Eating Most of Your Calories Early in the Day Does Not Help with Weight Loss, New Research Finds

Intermittent fasting—which for some people may mean skipping breakfast and restricting their daily eating period to only eight consecutive hours—is one of the most popular diet trends in the last couple of years. But new research suggests that what you eat, rather than when you eat, has a greater impact on one's overall health and ability to lose weight, according to a new study from the American Heart Association.
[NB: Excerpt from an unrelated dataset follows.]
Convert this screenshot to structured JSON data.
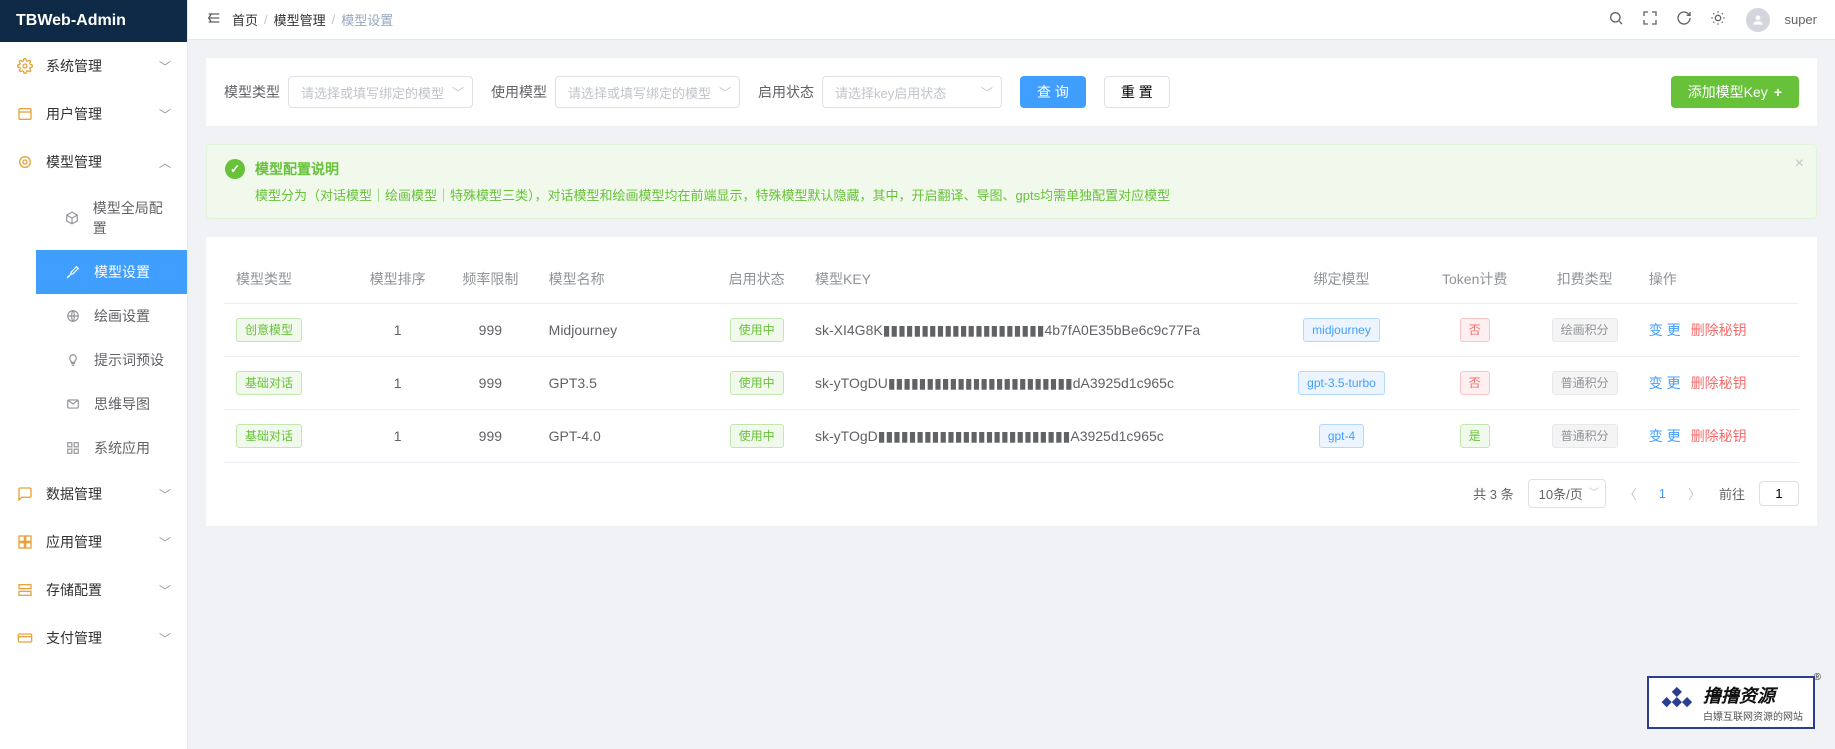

"We have wondered for a long time if when one eats during the day affects the way the body uses and stores energy," said study author Nisa M. Maruthur, M.D., M.H.S., associate professor of medicine, epidemiology, and nursing at Johns Hopkins University in Baltimore. "Most prior studies have not controlled the number of calories, so it wasn't clear if people who ate earlier just ate fewer calories. In this study, the only thing we changed was the time of day of eating."

Collection of healthy foods Credit: Lennart Weibull

Related: Science Says Exercising in the Morning May Be Best for Weight Loss

Maruthur and his team of researchers studied 41 overweight adults over the course of 12 weeks. All participants consumed the same pre-prepared, healthy meals provided for the study; 90 percent of the participants were Black women with prediabetes or diabetes, and an average age of 59 years. Half of the adult participants followed a time-restricted eating pattern, limiting their eating to specific hours of the day and ate 80 percent of their calories before 1 p.m. The other half of the participants ate at the usual times during a 12-hour window, consuming half of their daily calories after 5 p.m.

Participants' weight and blood pressure were measured at the beginning of the study and again at the four-, eight-, and 12-week mark period. Researchers found that both groups lost weight and had decreased blood pressure due to the type of healthy food that they consumed, not the time at which they ate it.

"We thought that the time-restricted group would lose more weight," Maruthur said. "Yet that didn't happen. We did not see any difference in weight loss for those who ate most of their calories earlier versus later in the day. We did not see any effects on blood pressure either."